A PSYCHOLOGIST in Ireland has claimed companies should be giving their non-smoking employees an extra six days off a year.
Jason O'Callaghan from the D4 Clinic in Blackrock, Dublin says Irish firms should follow in the footsteps of a company in Japan who announced this week they'd be doing just that.
The call for extra paid holidays, says O'Callaghan, is to make up for the time non-smokers work when others are on smoking breaks.
The Irishman has worked out that it takes an average of 15 minutes for someone to go for a cigarette.
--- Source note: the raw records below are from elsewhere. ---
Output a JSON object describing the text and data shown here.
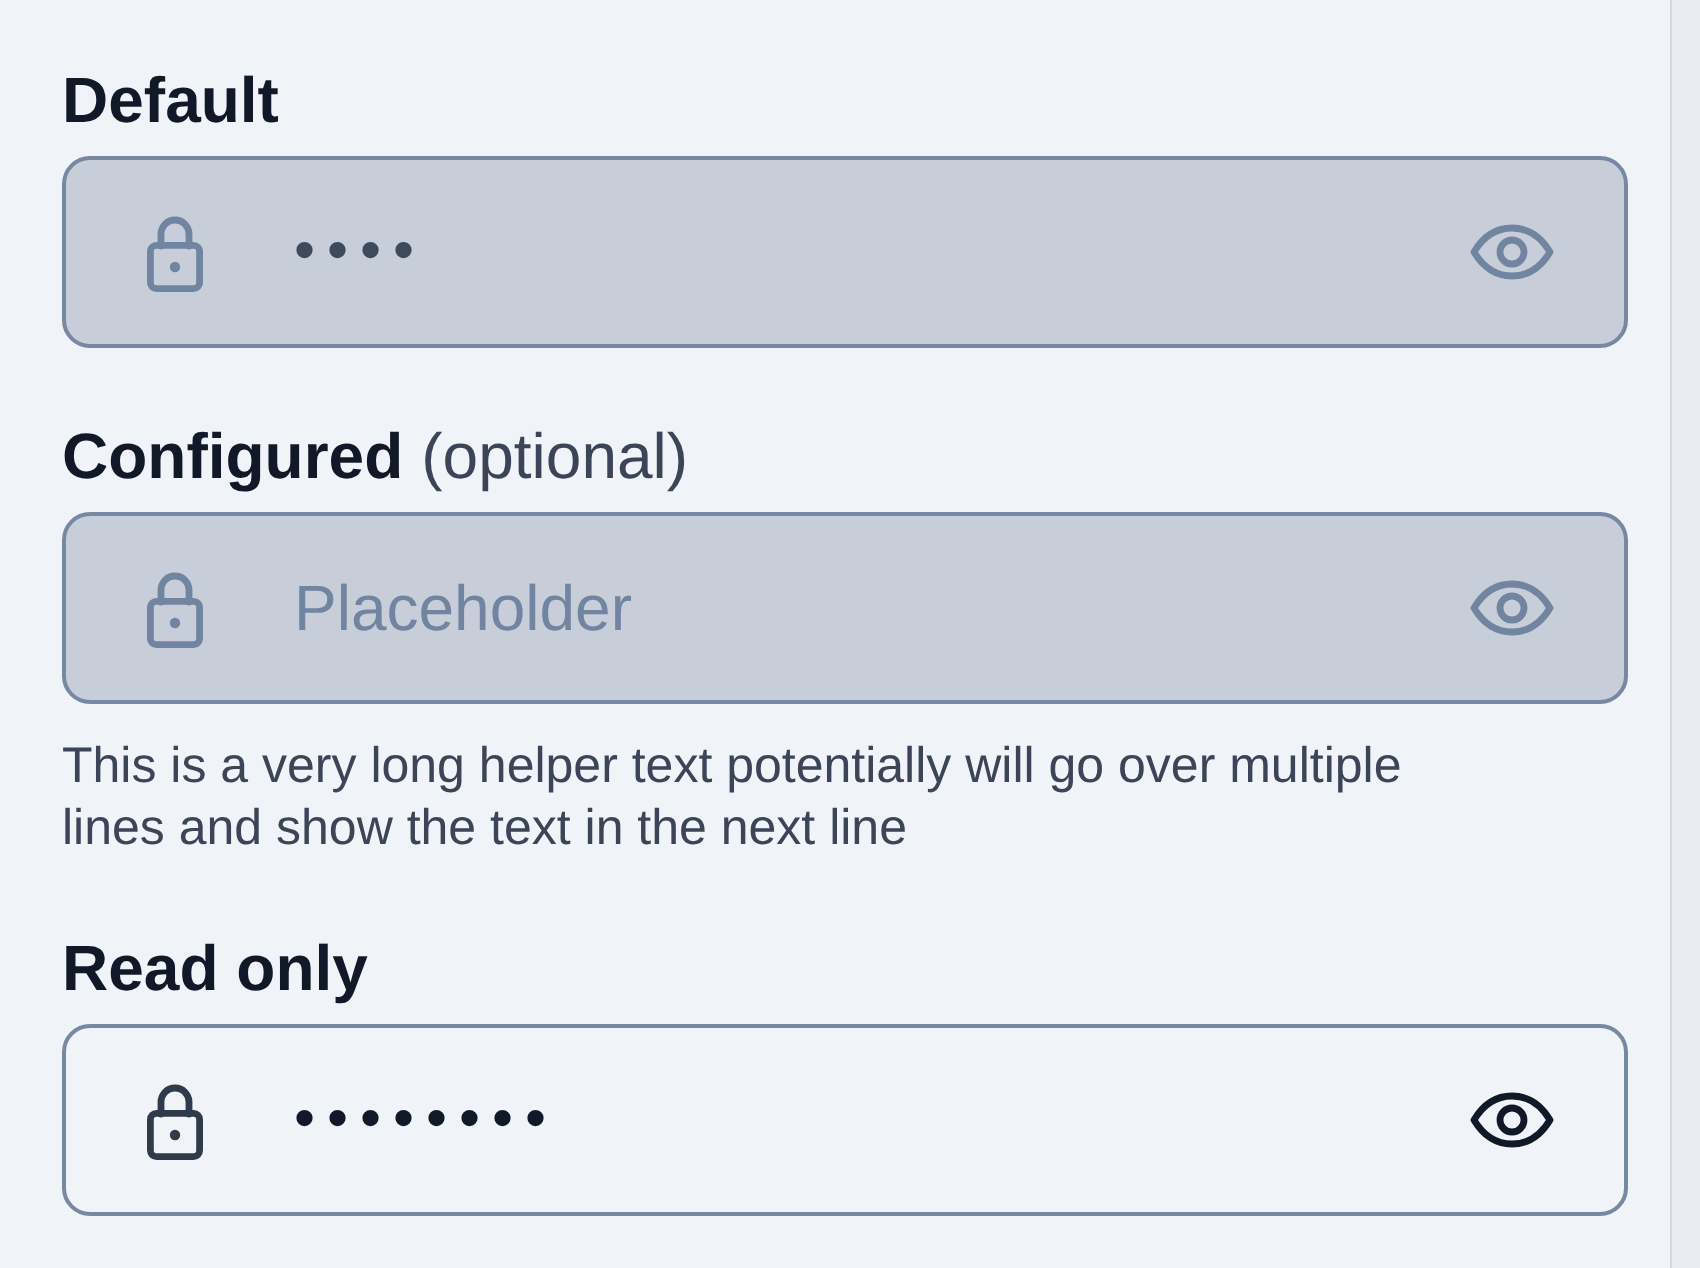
{
  "fields": [
    {
      "label": "Default",
      "value": "••••",
      "read_only": false
    },
    {
      "label": "Configured",
      "optional_text": "(optional)",
      "placeholder": "Placeholder",
      "helper_text": "This is a very long helper text potentially will go over multiple lines and show the text in the next line",
      "read_only": false
    },
    {
      "label": "Read only",
      "value": "••••••••",
      "read_only": true
    }
  ]
}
So if they are smoking four a day it works out at as much as 2.5 days a month.
"That's a full 30 days a year that company is paying a staff member to smoke," O'Callaghan said. "With most companies banning smoking on site it can take an average of 15 minutes for a staff member to go for a cigarette.
"Just four a day is an hour from the work day wasted. That's five hours a week or 20 hours a month. Which works out at 2.5 days and if you multiple that by 12 months."
He described smoking as a massive waste of money for companies, saying it causesreates a severe drop in productivity.
"A Japanese company Piala Inc is giving non-smoking workers up to six extra days of paid holidays to make up for the extra work they do while smoking employees take cigarette breaks," he said.
"As the country that introduced the smoking ban we should encourage Irish based companies to do the same. With corporate wellness now at the forefront for so many companies.
He added: "This would not just lead to a healthier workforce but also a more productive company. As each smoker who quits would work win back a month of working hours.